Many psychologists and child rights organisations have slated this particular section of the Act and have accused government of not "thinking out" the legislation.
"It is unhelpful to criminalise young people for engaging in what is normal and appropriate sexual activity for their age group. We need policy that encourages communication between young people and adults around adolescent sexuality," said Samantha Waterhouse, advocacy manager for Rapcan, a child rights group.
"This law does the opposite, criminalising behaviour [and] will not stop it from happening; it will force children to act in secrecy and discourage communication."
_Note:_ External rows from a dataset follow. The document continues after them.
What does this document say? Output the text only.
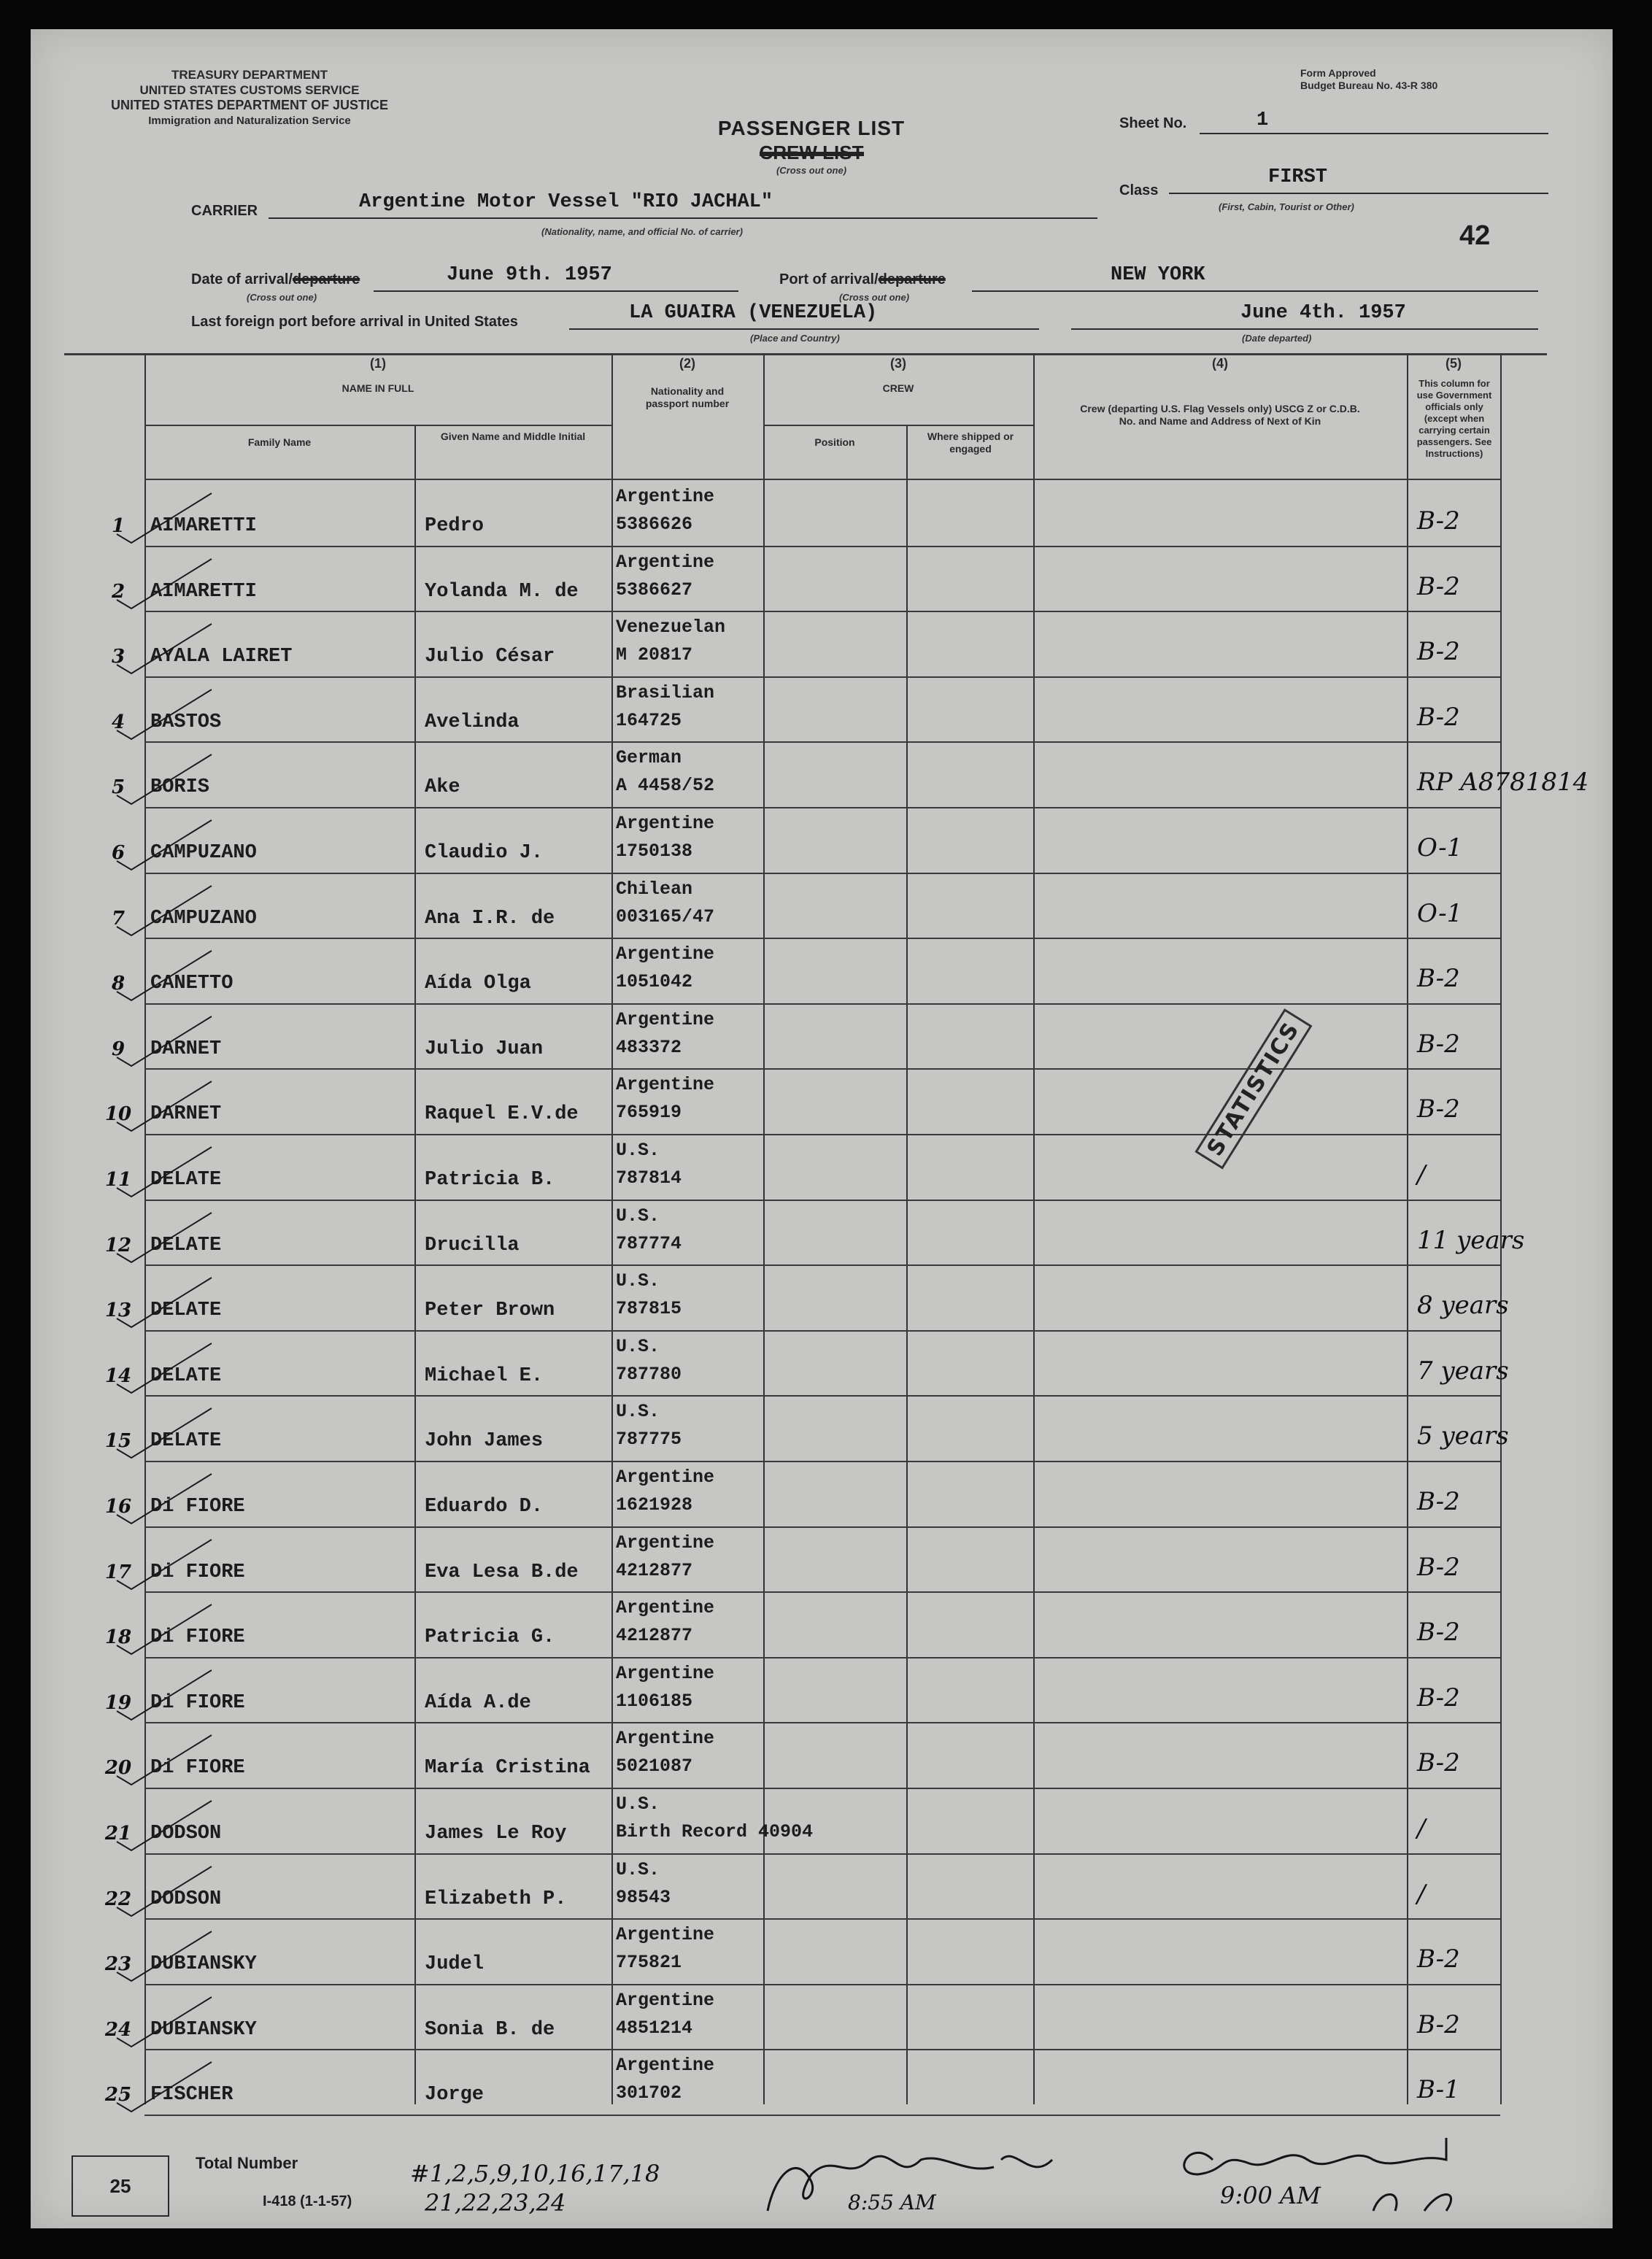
TREASURY DEPARTMENT
UNITED STATES CUSTOMS SERVICE
UNITED STATES DEPARTMENT OF JUSTICE
Immigration and Naturalization Service
Form Approved
Budget Bureau No. 43-R 380
PASSENGER LIST
CREW LIST
(Cross out one)
Sheet No.	1
Class
FIRST
(First, Cabin, Tourist or Other)
42
CARRIER	Argentine Motor Vessel "RIO JACHAL"
(Nationality, name, and official No. of carrier)
Date of arrival/departure	June 9th. 1957
(Cross out one)
Port of arrival/departure	NEW YORK
(Cross out one)
Last foreign port before arrival in United States	LA GUAIRA (VENEZUELA)
(Place and Country)
June 4th. 1957
(Date departed)
(1)
NAME IN FULL
Family Name	Given Name and Middle Initial
(2)
Nationality and passport number
(3)
CREW
Position	Where shipped or engaged
(4)
Crew (departing U.S. Flag Vessels only) USCG Z or C.D.B. No. and Name and Address of Next of Kin
(5)
This column for use Government officials only (except when carrying certain passengers. See Instructions)
1	AIMARETTI	Pedro
Argentine
5386626	B-2
2	AIMARETTI	Yolanda M. de
Argentine
5386627	B-2
3	AYALA LAIRET	Julio César
Venezuelan
M 20817	B-2
4	BASTOS	Avelinda
Brasilian
164725	B-2
5	BORIS	Ake
German
A 4458/52	RP A8781814
6	CAMPUZANO	Claudio J.
Argentine
1750138	O-1
7	CAMPUZANO	Ana I.R. de
Chilean
003165/47	O-1
8	CANETTO	Aída Olga
Argentine
1051042	B-2
9	DARNET	Julio Juan
Argentine
483372	B-2
10 DARNET	Raquel E.V.de
Argentine
765919	B-2
11 DELATE	Patricia B.
U.S.
787814	/
12 DELATE	Drucilla
U.S.
787774	11 years
13 DELATE	Peter Brown
U.S.
787815	8 years
14 DELATE	Michael E.
U.S.
787780	7 years
15 DELATE	John James
U.S.
787775	5 years
16 Di FIORE	Eduardo D.
Argentine
1621928	B-2
17 Di FIORE	Eva Lesa B.de
Argentine
4212877	B-2
18 Di FIORE	Patricia G.
Argentine
4212877	B-2
19 Di FIORE	Aída A.de
Argentine
1106185	B-2
20 Di FIORE	María Cristina
Argentine
5021087	B-2
21 DODSON	James Le Roy
U.S.
Birth Record 40904	/
22 DODSON	Elizabeth P.
U.S.
98543	/
23 DUBIANSKY	Judel
Argentine
775821	B-2
24 DUBIANSKY	Sonia B. de
Argentine
4851214	B-2
25 FISCHER	Jorge
Argentine
301702	B-1
STATISTICS
25
Total Number
I-418 (1-1-57)
#1,2,5,9,10,16,17,18
21,22,23,24	8:55 AM	9:00 AM
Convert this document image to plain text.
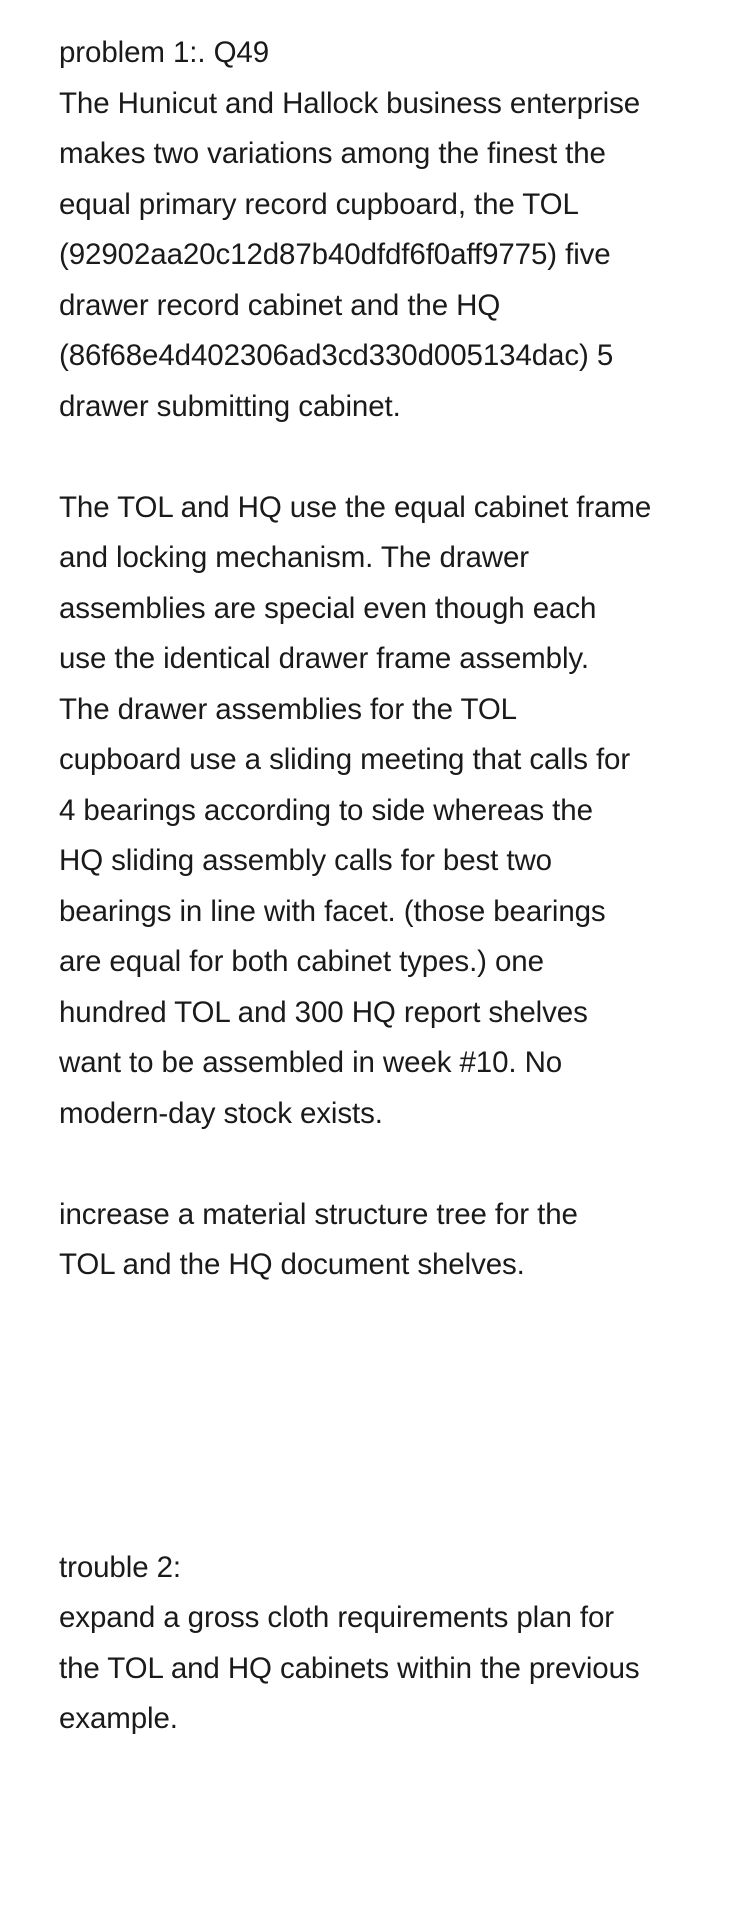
problem 1:. Q49
The Hunicut and Hallock business enterprise
makes two variations among the finest the
equal primary record cupboard, the TOL
(92902aa20c12d87b40dfdf6f0aff9775) five
drawer record cabinet and the HQ
(86f68e4d402306ad3cd330d005134dac) 5
drawer submitting cabinet.
The TOL and HQ use the equal cabinet frame
and locking mechanism. The drawer
assemblies are special even though each
use the identical drawer frame assembly.
The drawer assemblies for the TOL
cupboard use a sliding meeting that calls for
4 bearings according to side whereas the
HQ sliding assembly calls for best two
bearings in line with facet. (those bearings
are equal for both cabinet types.) one
hundred TOL and 300 HQ report shelves
want to be assembled in week #10. No
modern-day stock exists.
increase a material structure tree for the
TOL and the HQ document shelves.
trouble 2:
expand a gross cloth requirements plan for
the TOL and HQ cabinets within the previous
example.
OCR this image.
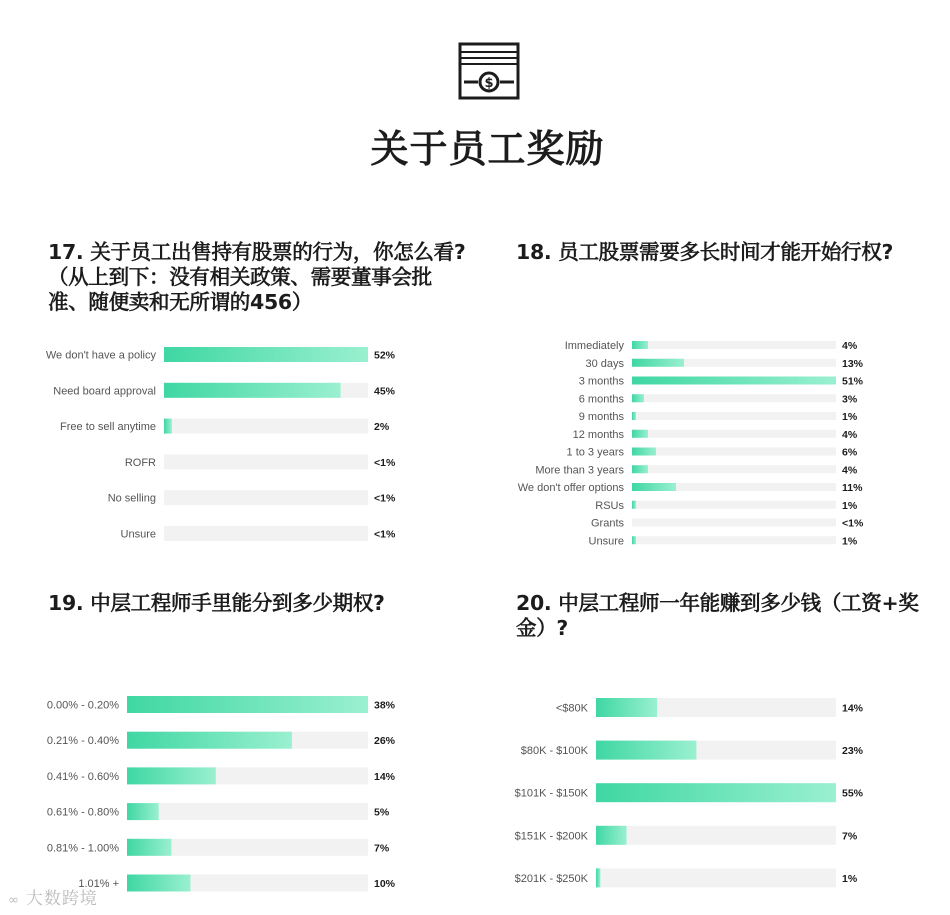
$
关于员工奖励
17. 关于员工出售持有股票的行为，你怎么看?（从上到下：没有相关政策、需要董事会批准、随便卖和无所谓的456）
18. 员工股票需要多长时间才能开始行权?
19. 中层工程师手里能分到多少期权?	20. 中层工程师一年能赚到多少钱（工资+奖金）?
We don't have a policy	52%
Need board approval	45%
Free to sell anytime	2%
ROFR	<1%
No selling	<1%
Unsure	<1%
Immediately	4%
30 days	13%
3 months	51%
6 months	3%
9 months	1%
12 months	4%
1 to 3 years	6%
More than 3 years	4%
We don't offer options	11%
RSUs	1%
Grants	<1%
Unsure	1%
0.00% - 0.20%	38%
0.21% - 0.40%	26%
0.41% - 0.60%	14%
0.61% - 0.80%	5%
0.81% - 1.00%	7%
1.01% +	10%
<$80K	14%
$80K - $100K	23%
$101K - $150K	55%
$151K - $200K	7%
$201K - $250K	1%
∞ 大数跨境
Sexologist Marlene Wasserman said that despite assurances that prosecution was unlikely, children would still feel "absolute shame" and "absolute guilt" about natural sexual experimentation.
"Touching breasts is what children do. I ran a workshop on this about two weeks ago; they talk about necking, they have their own codes. Each child needs to be taught to establish their own boundaries about how far they are going to go. Touching breasts, kissing and oral sex is just what young people do," she said.
Joan van Niekerk, national co- ordinator for Childline, said it was her understanding that government included this part of the Act to encourage teenagers to abstain from sex because of HIV/Aids, unwanted pregnancy and the expanding need for child support grants.
"One of the things we fail to realise is that the law cannot teach morality and if we have an issue with immoral behaviour of young people, the law is a clumsy tool to deal with it," Van Niekerk said.
"What we really need is parenting skills, the promotion and protection of family values."